The ostensible reason for the president’s trip is to discuss the economy face to face with working people. “He’s scheduled to hold town hall meetings and attend rural economic forums,” reports CNN. The Administration is insisting there’s nothing unusual about the trip and that it does not count as part of the president’s re-election campaign.
“That isn’t just an appropriate thing for a president to do, it’s something that a president should do,” said deputy press secretary Josh Earnest.
Republican critics, however, cite the bus tour’s proximity to this weekend’s GOP Straw Poll in Iowa as a reason that the bus tour isn’t about the economy at all, and is really about the re-election.

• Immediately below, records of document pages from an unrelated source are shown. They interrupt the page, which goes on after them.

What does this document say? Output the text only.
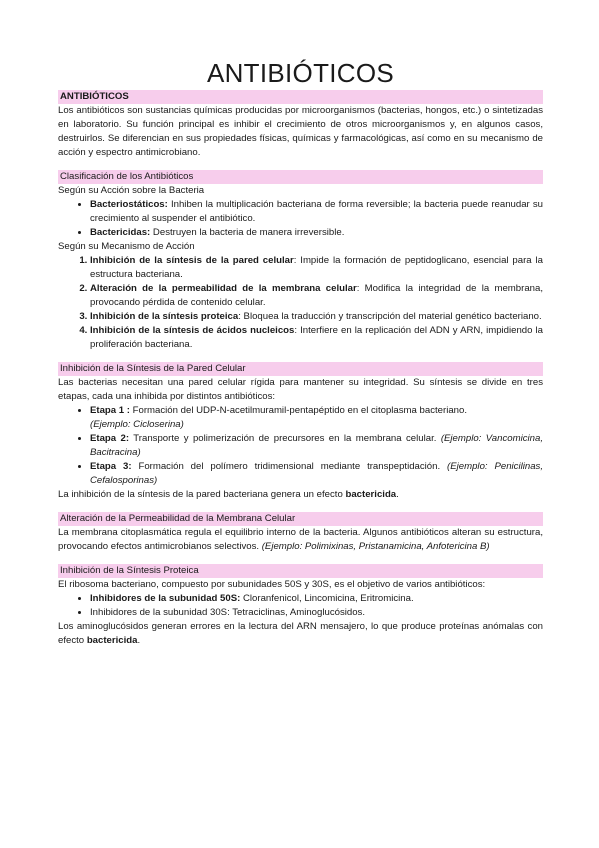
ANTIBIÓTICOS
ANTIBIÓTICOS

Los antibióticos son sustancias químicas producidas por microorganismos (bacterias, hongos, etc.) o sintetizadas en laboratorio. Su función principal es inhibir el crecimiento de otros microorganismos y, en algunos casos, destruirlos. Se diferencian en sus propiedades físicas, químicas y farmacológicas, así como en su mecanismo de acción y espectro antimicrobiano.

Clasificación de los Antibióticos
Según su Acción sobre la Bacteria
• Bacteriostáticos: Inhiben la multiplicación bacteriana de forma reversible; la bacteria puede reanudar su crecimiento al suspender el antibiótico.
• Bactericidas: Destruyen la bacteria de manera irreversible.
Según su Mecanismo de Acción
1. Inhibición de la síntesis de la pared celular: Impide la formación de peptidoglicano, esencial para la estructura bacteriana.
2. Alteración de la permeabilidad de la membrana celular: Modifica la integridad de la membrana, provocando pérdida de contenido celular.
3. Inhibición de la síntesis proteica: Bloquea la traducción y transcripción del material genético bacteriano.
4. Inhibición de la síntesis de ácidos nucleicos: Interfiere en la replicación del ADN y ARN, impidiendo la proliferación bacteriana.
Inhibición de la Síntesis de la Pared Celular

Las bacterias necesitan una pared celular rígida para mantener su integridad. Su síntesis se divide en tres etapas, cada una inhibida por distintos antibióticos:

• Etapa 1 : Formación del UDP-N-acetilmuramil-pentapéptido en el citoplasma bacteriano.
(Ejemplo: Cicloserina)
• Etapa 2: Transporte y polimerización de precursores en la membrana celular. (Ejemplo: Vancomicina, Bacitracina)
• Etapa 3: Formación del polímero tridimensional mediante transpeptidación. (Ejemplo: Penicilinas, Cefalosporinas)

La inhibición de la síntesis de la pared bacteriana genera un efecto bactericida.

Alteración de la Permeabilidad de la Membrana Celular

La membrana citoplasmática regula el equilibrio interno de la bacteria. Algunos antibióticos alteran su estructura, provocando efectos antimicrobianos selectivos. (Ejemplo: Polimixinas, Pristanamicina, Anfotericina B)

Inhibición de la Síntesis Proteica

El ribosoma bacteriano, compuesto por subunidades 50S y 30S, es el objetivo de varios antibióticos:

• Inhibidores de la subunidad 50S: Cloranfenicol, Lincomicina, Eritromicina.
• Inhibidores de la subunidad 30S: Tetraciclinas, Aminoglucósidos.

Los aminoglucósidos generan errores en la lectura del ARN mensajero, lo que produce proteínas anómalas con efecto bactericida.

Mitt Romney’s camp released the following statement:
“During his Magical Misery bus tour this week, it is unlikely President Obama will speak with unemployed Americans, to near-bankrupt business owners, or to families struggling to survive in this economy He is more interested in campaigning in swing states than working to solve the economic crisis that is crushing the middle class.”
It’s hard not to picture this as sweet payback for the left’s criticism of Sarah Palin’s pseudo-political bus tour. At the same time, however, the right has long criticized the President’s travel itinerary. Michele Bachmann was among those who speciously claimed last year that the President’s trip to India came at cost to US taxpayers of $200 million per day.
The president has always proved more effective at galvanizing crowds than negotiating policies. But with his approval rating down to an all-time low of 39%, it’s not an ideal time for him to appear to play into the hands of Republican critics who could successfully re-frame this bus trip as more about campaigning and less about leading.
When Obama turns on the charm we’ve all seen how he can sway the masses. Perhaps he’ll be able to turn this trip into a win. However, we also need look no further than Sarah Palin to see how one can get burned by the bus tour.